Georgy Grammatikopulo

Personal information
- Full name: Georgy Savvich Grammatikopulo
- Date of birth: 1930
- Place of birth: Sukhumi, USSR
- Date of death: 1992 (aged 61–62)
- Position: Striker

Senior career*
- Years: Team / Apps / (Gls)
- 1949–1950: FC Dinamo Tbilisi / 21 / (0)
- 1951: Spartak Tbilisi / 3 / (0)
- 1952–1953: Dynamo Leningrad / 29 / (5)
- 1954–1959: Dynamo Kiev / 97 / (21)
- 1960: FC Dinamo Tbilisi / 7 / (0)
- 1961–1962: FC Dinamo Sokhumi / 53 / (8)

International career
- 1956: Ukraine / 2 / (0)

= Georgy Grammatikopulo =

Soviet footballer

Georgy Savvich Grammatikopulo (Георгий Саввич Грамматикопуло; 1930, Sukhumi – 1992) was a Soviet football player. A native of Sukhumi, Georgia, Grammatikopulo played as a striker.
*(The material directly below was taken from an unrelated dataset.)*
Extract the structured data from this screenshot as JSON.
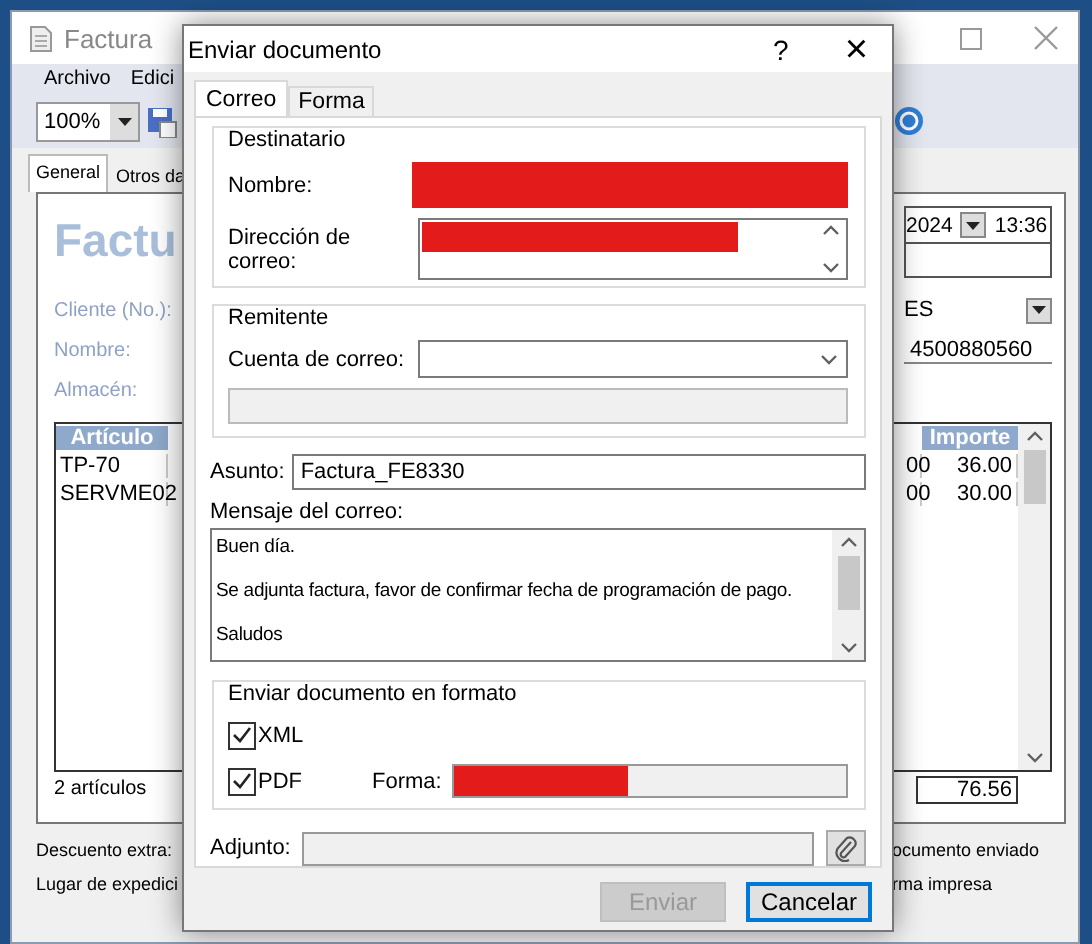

He started his professional football career at FC Dinamo Tbilisi during the 1949 season. He then joined Spartak Tbilisi, however, after he only had three appearances during the whole season, he joined Dynamo Leningrad in 1952. In the 1954 season, Grammatikopulo was hired by Dynamo Kiev, where he spent the next five years. After a short return to Dinamo Tbilisi in 1960, he joined FC Dinamo Sokhumi in his hometown of Sukhumi. He retired in 1962.

In 1956 Voinov played couple of games for Ukraine at the Spartakiad of the Peoples of the USSR.

In 1992, after the dissolution of the Soviet Union, Grammatikopulo died.